Allah katında kadın da erkek de insan olarak aynı değeri taşıyor fakat bazı erkek egemen düşünce , kendisinde var olan fiziki güç ve kuvveti yanlış algılayarak, kadınları çoğu zaman zavallı,zayıf, ve güçsüz bir varlık gibi görme eğiliminde olmuştur.

Erkeğin kadına karşı takındığı bu yanlış tavır, sosyal hayatın içindeki bu bozulma, Cumhuriyet döneminde kadına verilen haklarla dengenin sağlanmasını hedeflemişse de,hala günümüzde itilen ,kakılan ,dövülen ,eşya gibi görülen , kadınlık görevlerinin dışında değer verilmeyen kadının gözyaşları, gönül kırıklıkları insanlığın üzerine bir kara bulut gibi inmiştir.

Kocasından sevgi görmeyen kadın ,yetiştireceği çocuklarına sevgi veremez. Onları sabırla ve huzurlu bir şekilde yetiştiremez. Oysa ki kadınına gönülden gelen bir sevgi ile yaklaşan ,onun yuvası için verdiği emeğe nankörlük etmeyen, insanca ilişkilerden mahrum tutmayan bir davranış , mutlu bir yuvanın temel taşlarını oluşturur.

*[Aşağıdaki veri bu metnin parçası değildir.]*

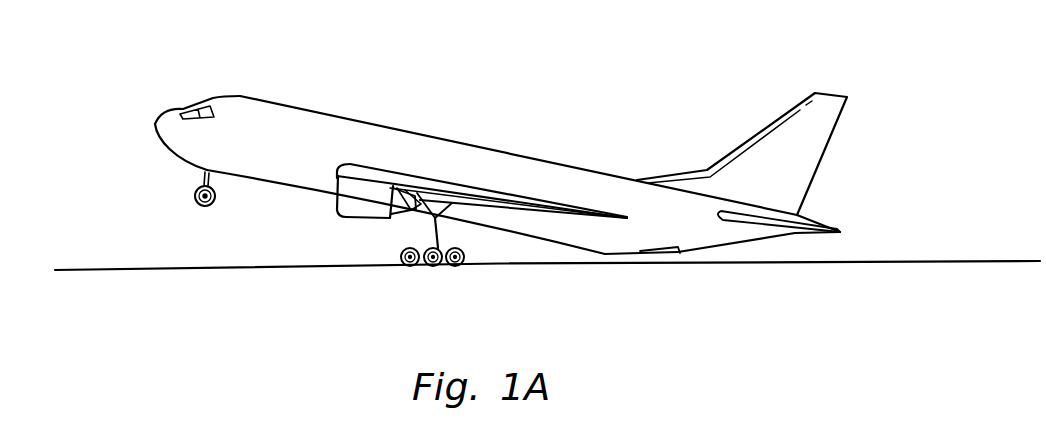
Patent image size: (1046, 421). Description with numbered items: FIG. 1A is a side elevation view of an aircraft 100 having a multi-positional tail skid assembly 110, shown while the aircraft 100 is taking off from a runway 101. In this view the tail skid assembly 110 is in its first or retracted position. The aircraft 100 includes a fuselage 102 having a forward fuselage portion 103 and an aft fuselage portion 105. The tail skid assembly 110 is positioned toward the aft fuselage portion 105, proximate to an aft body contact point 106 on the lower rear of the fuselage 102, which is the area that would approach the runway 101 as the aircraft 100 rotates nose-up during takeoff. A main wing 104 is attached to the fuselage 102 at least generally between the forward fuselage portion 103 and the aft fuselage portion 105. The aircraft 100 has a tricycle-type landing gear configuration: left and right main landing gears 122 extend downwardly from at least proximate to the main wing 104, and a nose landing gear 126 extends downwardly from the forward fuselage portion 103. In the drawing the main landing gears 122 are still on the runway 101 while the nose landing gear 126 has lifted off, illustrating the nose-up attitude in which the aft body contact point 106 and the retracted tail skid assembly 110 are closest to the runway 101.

The aircraft 100 is at (595, 48).
The runway 101 is at (115, 268).
The fuselage 102 is at (427, 132).
The forward fuselage portion 103 is at (292, 107).
The main wing 104 is at (478, 187).
The aft fuselage portion 105 is at (577, 168).
The aft body contact point 106 is at (607, 254).
The multi-positional tail skid assembly 110 is at (683, 255).
The main landing gears 122 is at (410, 230).
The nose landing gear 126 is at (183, 176).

Bu günkü sosyal hayatın sağlıklı ve huzurlu yaşanması için ,erkek ve kadın arasındaki ayrımcılığı yok etmeli , kadını layık olduğu şerefli konuma yükseltmeli ve onu erkeğin zülüm ve haksızlıklarına karşı korumalıdır.

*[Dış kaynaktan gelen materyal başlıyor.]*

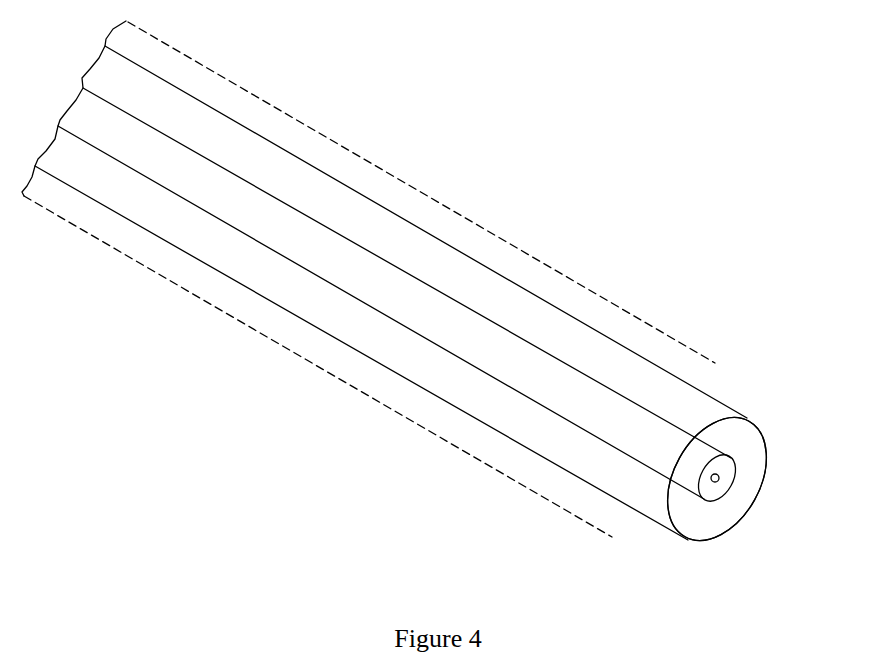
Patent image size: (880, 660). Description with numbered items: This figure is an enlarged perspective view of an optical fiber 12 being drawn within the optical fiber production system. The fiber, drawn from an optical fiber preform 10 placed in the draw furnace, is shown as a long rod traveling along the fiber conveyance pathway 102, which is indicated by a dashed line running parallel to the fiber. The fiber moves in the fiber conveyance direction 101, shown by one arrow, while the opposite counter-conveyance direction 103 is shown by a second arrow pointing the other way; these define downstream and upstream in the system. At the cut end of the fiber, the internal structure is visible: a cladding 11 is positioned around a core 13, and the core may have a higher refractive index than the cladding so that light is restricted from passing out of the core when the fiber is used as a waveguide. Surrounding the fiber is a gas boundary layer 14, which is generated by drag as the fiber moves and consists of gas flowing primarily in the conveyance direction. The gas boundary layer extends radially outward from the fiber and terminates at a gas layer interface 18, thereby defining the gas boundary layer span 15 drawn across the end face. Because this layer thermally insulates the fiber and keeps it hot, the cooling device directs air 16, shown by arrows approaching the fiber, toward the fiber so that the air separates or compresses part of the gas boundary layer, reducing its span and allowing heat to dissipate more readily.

The optical fiber preform 10 is at (763, 530).
The cladding 11 is at (674, 429).
The optical fiber 12 is at (429, 288).
The core 13 is at (712, 482).
The gas boundary layer 14 is at (672, 370).
The optical fiber 15 is at (691, 535).
The air 16 is at (785, 492).
The gas layer interface 18 is at (588, 347).
The fiber conveyance direction 101 is at (342, 425).
The fiber conveyance pathway 102 is at (390, 171).
The counter-conveyance direction 103 is at (280, 390).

İş hayatının yoğunluğu yüzünden çoğu babalar artık ,çocukları ile ilgilenemez hale gelmiş, ailedeki eğitim tamamen annelerin omzuna yüklenmiştir. Bu sebeple okul ile aile ilişkisi ve iletişimini anneler kurmak durumunda kalmaktadır. Lise yıllarına kadar çocuklarına olumlu katkıda bulunabilmesi için annenin eğitimli ve huzurlu olması çok önemlidir. Çocukların dengeli bir ruh yapısı ile yetişebilmeleri ,anne-çocuk ve anne –okul arasındaki ilişkinin kalitesine bağlıdır.

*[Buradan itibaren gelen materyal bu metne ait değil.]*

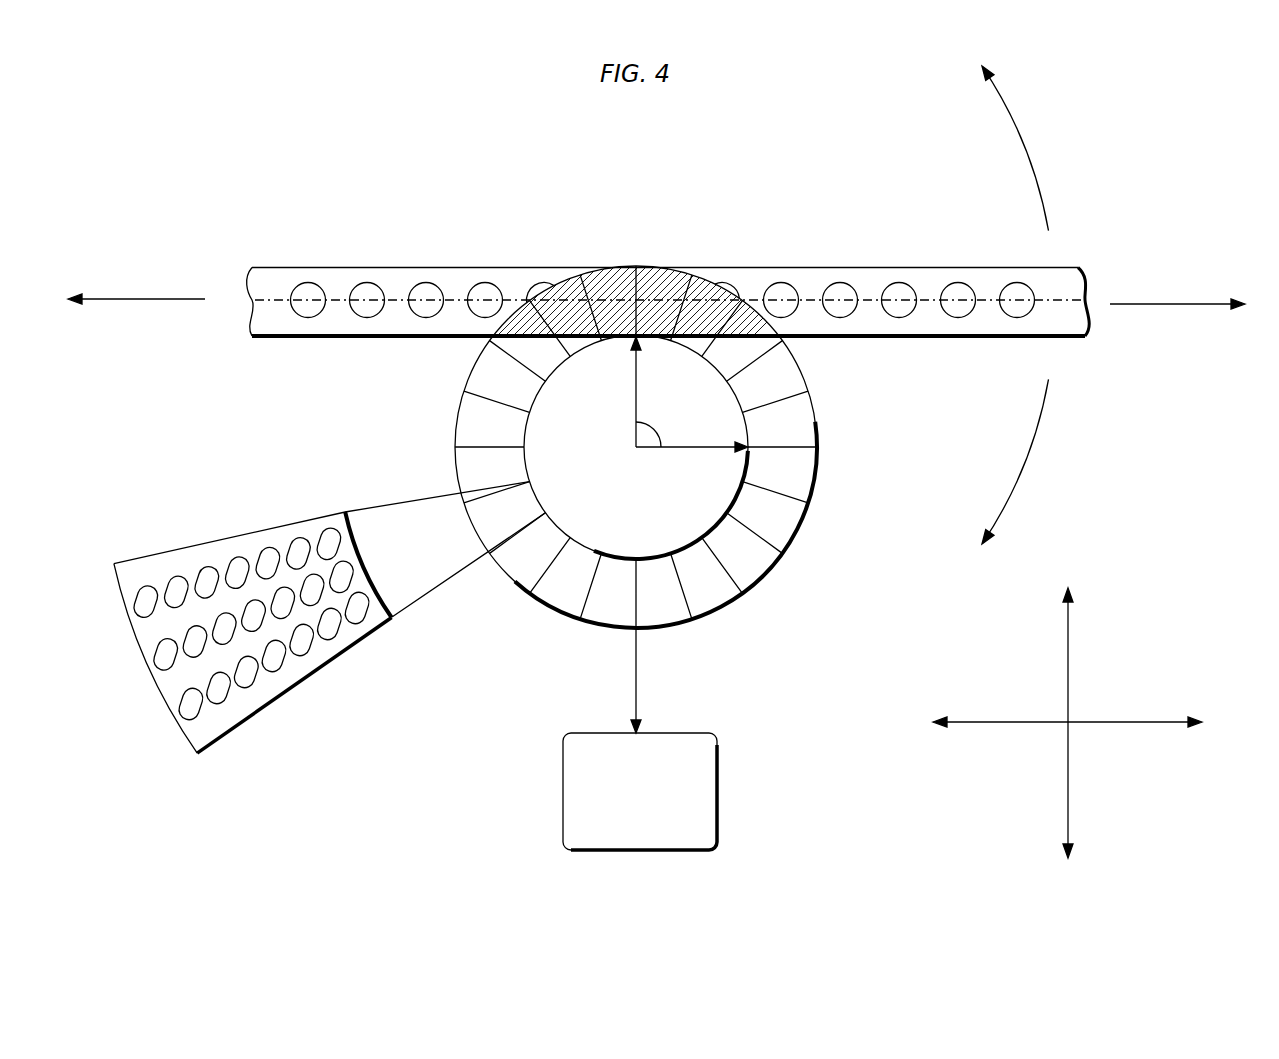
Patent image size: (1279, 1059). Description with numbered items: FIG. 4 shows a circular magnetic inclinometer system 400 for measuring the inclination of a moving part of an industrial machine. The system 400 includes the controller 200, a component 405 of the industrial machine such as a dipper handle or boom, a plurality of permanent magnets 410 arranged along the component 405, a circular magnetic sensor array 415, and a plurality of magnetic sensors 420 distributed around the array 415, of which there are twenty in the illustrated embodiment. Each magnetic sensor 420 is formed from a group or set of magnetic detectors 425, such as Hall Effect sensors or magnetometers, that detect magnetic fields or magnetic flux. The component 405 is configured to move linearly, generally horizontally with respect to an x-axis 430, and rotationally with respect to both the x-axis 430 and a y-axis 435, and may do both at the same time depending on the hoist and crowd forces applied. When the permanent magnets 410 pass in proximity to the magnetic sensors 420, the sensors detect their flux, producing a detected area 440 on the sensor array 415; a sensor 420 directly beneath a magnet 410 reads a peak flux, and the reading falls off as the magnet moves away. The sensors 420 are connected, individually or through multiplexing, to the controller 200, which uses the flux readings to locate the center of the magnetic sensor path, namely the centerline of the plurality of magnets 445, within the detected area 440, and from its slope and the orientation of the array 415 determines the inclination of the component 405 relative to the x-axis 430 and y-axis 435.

The circular magnetic inclinometer system 400 is at (307, 145).
The component of the industrial machine 405 is at (942, 268).
The permanent magnets 410 is at (368, 283).
The circular magnetic sensor array 415 is at (778, 562).
The magnetic sensors 420 is at (705, 602).
The magnetic detectors 425 is at (310, 648).
The x-axis 430 is at (1128, 723).
The y-axis 435 is at (1068, 665).
The detected area 440 is at (587, 273).
The centerline of the plurality of magnets 445 is at (808, 300).
The controller 200 is at (562, 792).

Kadınlarımızı yeterli bir eğitimden yoksun bırakan bir toplumun ,medeni bir düzeye yükselmesi mümkün değildir. Kadının tahsil yapması ,ekonomik bağımsızlığını elde etmesi büyük bir nimettir.Kız çocuklarının  bu sebeple mutlaka okuması ve ileride iş gücüne katılması çok önemlidir.Erkek egemen toplumlarda kadın daima ezilmiş ve çeşitli sebeplerle şiddetlere maruz kalmıştır. Cahil ve ekonomik bağımsızlığı olmayan kadın ,çektiği ıstırabı  kimseye anlatamamış , hakkını arayamamış ve uğradığı zulme katlanmıştır. İşte bu nedenlerle tahsil ,kadına hakkını arama , insan olduğunu hatırlatma, kendi fikrini savunma ,kişiliğine sahip olma ve onurunu hissetmesini sağlar.

Ailenin kültürel değerlerine değer katan ve kendi ayakları üzerinde durarak topluma yük olmayan tahsilli kadın , aile ilişkisini de olumlu yönde etkiler. Günümüzde kadına şiddet ve ölüm olayları o kadar artmıştır ki ,yeterli ceza almayan sadist erkekler kendilerince buldukları çeşitli bahanelerle kadının yaşam hakkını ellerinden alarak , toplumdaki isyanı artırmaktadır. Sık sık duyduğumuz bu şiddet olaylarına  ,en kısa zamanda devlet ağır cezalarla caydırıcı bir çözüm bulmalıdır.

Aynı şiddete ve saldırılara çocukların da uğramaması için bu konuda toplumu bilinçlendirmeli  ve gerekli önlemler alınarak ,gittikçe artan bu tecavüz ve cinayetleri işleyenler en ağır cezalara çaptırılmalıdır. Aksi takdirde evlere ateş düşmeye, çocuklar annesiz büyümeye ,aileler evlat acısı ve utancıyla yaşamaya devam eder.